The band stopped in at the House of Blues in Boston, Massachusetts on Saturday October 27th debuting their new LP, “Bambi.”
DeCarlo Jackson (trumpet) was the shining light of the
evening, bouncing between percussion, bass and his usual trumpet as Zac Sutton (bassist) took his talents to the keys for an emotional performance of “Monsoon.” Jackson’s licks throughout the night took the band’s already great sound to a whole other level.
Unforgettable, one might say.
The original four members, Jake Luppen (vocals, rhythm guitar), Whistler Allen (percussion, vocals), Zac Sutton (bass, vocals, keys) and Nathan Stocker (lead guitar, vocals) have certainly transformed their “kinda pop sound” over the course of the past few years since their first EP “Bashful Creatures” in 2015. Producer BJ Burton, who has also extensively worked with the likes of Bon Iver.
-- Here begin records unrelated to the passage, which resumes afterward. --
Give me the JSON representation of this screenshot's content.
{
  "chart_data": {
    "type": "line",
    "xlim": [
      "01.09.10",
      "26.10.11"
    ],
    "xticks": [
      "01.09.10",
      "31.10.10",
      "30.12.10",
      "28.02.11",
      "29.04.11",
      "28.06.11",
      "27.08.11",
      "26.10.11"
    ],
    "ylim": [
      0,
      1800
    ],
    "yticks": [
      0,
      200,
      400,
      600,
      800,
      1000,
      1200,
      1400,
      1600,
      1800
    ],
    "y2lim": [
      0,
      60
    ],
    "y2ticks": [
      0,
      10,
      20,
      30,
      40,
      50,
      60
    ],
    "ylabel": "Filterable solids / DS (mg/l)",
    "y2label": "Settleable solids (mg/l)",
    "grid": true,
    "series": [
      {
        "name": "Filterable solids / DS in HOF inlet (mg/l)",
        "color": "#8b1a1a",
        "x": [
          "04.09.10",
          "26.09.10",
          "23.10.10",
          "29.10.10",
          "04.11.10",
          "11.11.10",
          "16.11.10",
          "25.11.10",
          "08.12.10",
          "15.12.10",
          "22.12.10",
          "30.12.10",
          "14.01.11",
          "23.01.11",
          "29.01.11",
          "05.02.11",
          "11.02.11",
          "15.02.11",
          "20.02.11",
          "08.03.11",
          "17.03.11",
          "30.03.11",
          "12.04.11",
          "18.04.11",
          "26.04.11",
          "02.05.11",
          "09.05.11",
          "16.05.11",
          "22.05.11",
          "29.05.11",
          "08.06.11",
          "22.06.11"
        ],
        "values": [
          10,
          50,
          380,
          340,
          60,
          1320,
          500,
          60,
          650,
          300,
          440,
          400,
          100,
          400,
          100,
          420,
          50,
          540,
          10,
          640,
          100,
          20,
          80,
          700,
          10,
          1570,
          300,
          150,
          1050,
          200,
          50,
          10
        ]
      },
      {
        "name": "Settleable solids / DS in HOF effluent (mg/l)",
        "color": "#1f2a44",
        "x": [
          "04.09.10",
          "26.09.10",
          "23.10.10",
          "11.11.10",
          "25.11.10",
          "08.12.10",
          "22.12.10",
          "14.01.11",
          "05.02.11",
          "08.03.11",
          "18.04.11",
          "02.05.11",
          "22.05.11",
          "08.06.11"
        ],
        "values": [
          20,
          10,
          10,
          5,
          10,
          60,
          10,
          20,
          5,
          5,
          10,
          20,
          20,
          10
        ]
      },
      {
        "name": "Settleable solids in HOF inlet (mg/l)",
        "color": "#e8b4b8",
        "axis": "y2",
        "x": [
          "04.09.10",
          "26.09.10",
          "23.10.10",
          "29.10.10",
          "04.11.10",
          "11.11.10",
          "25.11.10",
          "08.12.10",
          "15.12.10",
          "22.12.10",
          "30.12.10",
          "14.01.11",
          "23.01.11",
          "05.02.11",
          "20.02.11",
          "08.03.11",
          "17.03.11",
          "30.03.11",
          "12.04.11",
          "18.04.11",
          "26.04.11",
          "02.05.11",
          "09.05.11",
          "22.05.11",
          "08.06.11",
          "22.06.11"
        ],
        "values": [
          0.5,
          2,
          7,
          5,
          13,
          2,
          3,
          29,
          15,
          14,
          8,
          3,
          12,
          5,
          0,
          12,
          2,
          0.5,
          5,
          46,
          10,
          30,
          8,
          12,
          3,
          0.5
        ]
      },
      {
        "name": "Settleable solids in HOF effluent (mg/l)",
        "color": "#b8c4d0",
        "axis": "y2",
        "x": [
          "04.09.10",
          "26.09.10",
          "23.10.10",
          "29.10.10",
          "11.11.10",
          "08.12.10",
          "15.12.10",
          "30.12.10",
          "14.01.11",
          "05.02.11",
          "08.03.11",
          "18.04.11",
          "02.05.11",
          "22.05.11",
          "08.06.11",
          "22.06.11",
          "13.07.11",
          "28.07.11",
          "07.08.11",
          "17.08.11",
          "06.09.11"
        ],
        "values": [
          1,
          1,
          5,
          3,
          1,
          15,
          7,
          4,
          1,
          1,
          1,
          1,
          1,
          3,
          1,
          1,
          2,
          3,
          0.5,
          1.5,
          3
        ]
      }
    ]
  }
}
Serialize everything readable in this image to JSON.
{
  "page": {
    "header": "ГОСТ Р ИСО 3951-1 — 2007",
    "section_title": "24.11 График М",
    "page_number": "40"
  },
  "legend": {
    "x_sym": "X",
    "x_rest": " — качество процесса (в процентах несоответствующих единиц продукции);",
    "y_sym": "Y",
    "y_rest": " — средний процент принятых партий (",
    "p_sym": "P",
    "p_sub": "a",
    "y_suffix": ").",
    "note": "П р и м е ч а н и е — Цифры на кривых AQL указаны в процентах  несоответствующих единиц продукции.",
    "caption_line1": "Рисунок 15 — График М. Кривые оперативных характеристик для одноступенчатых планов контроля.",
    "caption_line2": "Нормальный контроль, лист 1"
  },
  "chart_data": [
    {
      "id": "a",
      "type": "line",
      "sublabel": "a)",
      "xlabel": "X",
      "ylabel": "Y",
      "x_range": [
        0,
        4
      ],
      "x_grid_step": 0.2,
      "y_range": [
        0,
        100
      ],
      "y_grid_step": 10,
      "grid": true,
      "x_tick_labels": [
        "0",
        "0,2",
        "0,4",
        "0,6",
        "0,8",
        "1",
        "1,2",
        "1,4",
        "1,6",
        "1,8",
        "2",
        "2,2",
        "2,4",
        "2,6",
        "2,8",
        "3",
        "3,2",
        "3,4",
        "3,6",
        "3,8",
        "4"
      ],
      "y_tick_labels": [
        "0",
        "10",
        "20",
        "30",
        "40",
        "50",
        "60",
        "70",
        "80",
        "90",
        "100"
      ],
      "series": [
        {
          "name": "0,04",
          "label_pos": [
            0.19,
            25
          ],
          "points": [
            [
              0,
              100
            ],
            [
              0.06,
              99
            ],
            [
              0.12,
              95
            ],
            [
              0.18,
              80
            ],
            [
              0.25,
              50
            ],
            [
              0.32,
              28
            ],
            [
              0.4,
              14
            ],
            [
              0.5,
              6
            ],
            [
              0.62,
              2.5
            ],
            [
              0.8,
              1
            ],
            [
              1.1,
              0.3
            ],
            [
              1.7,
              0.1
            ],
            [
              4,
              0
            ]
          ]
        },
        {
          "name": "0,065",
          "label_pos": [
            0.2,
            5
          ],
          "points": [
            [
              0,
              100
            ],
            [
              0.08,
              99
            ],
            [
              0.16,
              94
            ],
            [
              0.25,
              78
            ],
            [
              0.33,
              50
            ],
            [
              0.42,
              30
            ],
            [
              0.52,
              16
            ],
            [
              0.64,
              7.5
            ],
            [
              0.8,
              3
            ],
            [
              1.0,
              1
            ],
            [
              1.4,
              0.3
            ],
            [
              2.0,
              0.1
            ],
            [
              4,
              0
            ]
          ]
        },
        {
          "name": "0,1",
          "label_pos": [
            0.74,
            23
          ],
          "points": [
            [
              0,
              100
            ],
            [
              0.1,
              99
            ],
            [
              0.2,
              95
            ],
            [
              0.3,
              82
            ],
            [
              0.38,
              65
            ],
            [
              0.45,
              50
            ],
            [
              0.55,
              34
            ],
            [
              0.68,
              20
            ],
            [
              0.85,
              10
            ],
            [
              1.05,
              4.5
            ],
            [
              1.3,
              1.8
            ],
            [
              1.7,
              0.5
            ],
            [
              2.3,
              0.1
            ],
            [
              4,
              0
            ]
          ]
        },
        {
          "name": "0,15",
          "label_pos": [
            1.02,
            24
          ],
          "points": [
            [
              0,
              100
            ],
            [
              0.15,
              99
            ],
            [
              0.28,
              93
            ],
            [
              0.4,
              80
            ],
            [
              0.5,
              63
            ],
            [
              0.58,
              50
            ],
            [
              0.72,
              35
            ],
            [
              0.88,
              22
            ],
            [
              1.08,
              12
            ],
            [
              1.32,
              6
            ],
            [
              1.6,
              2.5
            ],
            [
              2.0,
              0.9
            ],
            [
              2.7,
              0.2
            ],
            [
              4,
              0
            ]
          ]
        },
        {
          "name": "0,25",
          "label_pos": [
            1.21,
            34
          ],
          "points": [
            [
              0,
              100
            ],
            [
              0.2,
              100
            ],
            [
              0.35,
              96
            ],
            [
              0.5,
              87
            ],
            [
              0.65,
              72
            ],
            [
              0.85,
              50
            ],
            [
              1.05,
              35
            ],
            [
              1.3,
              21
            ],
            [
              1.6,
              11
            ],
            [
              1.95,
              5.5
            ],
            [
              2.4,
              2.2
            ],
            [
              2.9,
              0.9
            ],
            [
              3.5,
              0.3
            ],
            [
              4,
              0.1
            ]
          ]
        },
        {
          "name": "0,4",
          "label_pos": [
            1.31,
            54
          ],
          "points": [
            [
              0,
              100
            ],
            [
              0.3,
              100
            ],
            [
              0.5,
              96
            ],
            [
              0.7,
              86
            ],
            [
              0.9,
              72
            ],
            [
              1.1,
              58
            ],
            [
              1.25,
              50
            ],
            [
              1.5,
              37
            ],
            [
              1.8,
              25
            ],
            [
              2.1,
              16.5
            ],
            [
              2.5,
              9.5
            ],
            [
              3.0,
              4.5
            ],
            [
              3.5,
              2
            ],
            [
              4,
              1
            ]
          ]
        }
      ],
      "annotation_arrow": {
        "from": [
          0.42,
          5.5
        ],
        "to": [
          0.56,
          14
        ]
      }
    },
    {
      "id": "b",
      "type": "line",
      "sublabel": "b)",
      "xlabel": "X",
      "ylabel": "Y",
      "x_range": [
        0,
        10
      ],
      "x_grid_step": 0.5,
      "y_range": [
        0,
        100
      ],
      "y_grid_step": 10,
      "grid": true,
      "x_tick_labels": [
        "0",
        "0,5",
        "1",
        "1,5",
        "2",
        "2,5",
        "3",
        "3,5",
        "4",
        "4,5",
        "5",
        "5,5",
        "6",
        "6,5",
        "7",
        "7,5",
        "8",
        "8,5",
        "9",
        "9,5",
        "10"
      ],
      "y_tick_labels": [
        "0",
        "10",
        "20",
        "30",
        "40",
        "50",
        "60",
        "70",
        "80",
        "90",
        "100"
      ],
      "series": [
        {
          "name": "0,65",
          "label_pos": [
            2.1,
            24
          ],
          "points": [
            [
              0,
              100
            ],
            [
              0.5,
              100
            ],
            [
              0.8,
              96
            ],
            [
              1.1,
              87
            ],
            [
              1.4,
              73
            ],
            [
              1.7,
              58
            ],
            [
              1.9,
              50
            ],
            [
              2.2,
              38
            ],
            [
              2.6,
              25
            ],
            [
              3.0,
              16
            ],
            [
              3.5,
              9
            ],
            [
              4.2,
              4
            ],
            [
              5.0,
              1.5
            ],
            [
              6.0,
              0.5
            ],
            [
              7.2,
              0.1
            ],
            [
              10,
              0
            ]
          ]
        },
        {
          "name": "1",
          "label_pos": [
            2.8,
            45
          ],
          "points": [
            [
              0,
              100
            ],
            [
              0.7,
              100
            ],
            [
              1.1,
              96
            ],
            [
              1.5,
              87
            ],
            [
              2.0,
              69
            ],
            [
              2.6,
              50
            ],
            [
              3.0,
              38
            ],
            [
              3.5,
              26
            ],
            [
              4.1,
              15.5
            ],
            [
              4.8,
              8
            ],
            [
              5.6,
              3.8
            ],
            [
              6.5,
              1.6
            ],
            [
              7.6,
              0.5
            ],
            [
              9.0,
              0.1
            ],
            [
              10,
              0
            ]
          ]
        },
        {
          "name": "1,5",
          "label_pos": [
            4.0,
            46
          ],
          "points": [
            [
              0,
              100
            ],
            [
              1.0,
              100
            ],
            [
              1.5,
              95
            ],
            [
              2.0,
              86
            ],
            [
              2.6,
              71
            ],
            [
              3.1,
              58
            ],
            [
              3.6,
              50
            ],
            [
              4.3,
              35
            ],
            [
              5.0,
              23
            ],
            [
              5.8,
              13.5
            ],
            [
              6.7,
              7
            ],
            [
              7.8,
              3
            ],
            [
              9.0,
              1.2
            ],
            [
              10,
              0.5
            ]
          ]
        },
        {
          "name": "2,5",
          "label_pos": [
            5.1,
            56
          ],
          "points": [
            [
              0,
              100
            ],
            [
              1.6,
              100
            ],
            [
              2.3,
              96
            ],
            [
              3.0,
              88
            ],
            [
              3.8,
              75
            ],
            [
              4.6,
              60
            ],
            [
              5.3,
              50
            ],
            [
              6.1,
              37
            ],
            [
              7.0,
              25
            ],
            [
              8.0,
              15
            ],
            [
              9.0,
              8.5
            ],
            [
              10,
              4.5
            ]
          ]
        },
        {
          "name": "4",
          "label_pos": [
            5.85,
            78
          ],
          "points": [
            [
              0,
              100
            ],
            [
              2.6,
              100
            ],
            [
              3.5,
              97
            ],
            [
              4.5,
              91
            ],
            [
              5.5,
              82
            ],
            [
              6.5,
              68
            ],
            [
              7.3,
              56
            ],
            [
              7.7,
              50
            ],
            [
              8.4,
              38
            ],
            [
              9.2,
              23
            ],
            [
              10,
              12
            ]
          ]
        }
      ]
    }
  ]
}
Iver’s album “22, A Million” and Hippo Campus’s debut LP “Landmark” from 2017, encouraged the band to explore new sounds and to “create with whatever spoke to [them] in the moment.”
Burton posed the five young men a question, “Do you guys want to make another Hippo Campus record, or do you want to be able to explore what four individuals under the name of Hippo Campus can create?”
That creative freedom certainly paid off.
The LP, titled “Bambi” released in September of 2018 included the three singles previously released in the summer of 2018, “Bambi,” “Passenger” and “Golden” along with seven other tracks. They deemed their album introspective. And it is. These five dudes opened up and created an album addressing everything from toxic masculinity, to anxiety and depression, and they did it in the best way possible.
The title track “Bambi” seems to express the new sound and honest writing Hippo Campus wanted to achieve with the new album. The evident lyric, that is repeated twice in the chorus “Serving Myself” tells the story of Luppen’s battles with mental illness and the effects it has had on his productivity and his relationships. In a recent interview discussing the album with Medium, Luppen touched on the introspective lyrics in the album saying, “In the past we might have been apprehensive about being super-vulnerable, but now we’re more aware of how important it is to come forward about dealing with depression or anxiety.”
They just leave it all out there, that’s what I and everyone else loves most about them. The honesty and vulnerability in not only their songs but also their presentation is unlike any other band I’ve seen. They’re a bunch of goofball kids who love to have fun, and that’s so evident in their shows. They don’t have to say much--their music does the talking.
As far as their new sound goes, the band isn’t worried at all. Luppen said in an interview with Billboard discussing the new album’s sound, “It’s never really been about the sound, it’s always been about great songs. And that’s why I think people will understand this record. Because yes, we are experimenting sonically with what we’re doing, but I think the integrity of the songs remains.” The increased use of synth and creative freedom certainly did not stop the album from being kick-ass.
Regardless of the new album, one can still expect to see Hippo Campus favorites like, “Suicide Saturday” and “South” at their concerts and “Violet” will forever and always be the encore that brings the night full circle.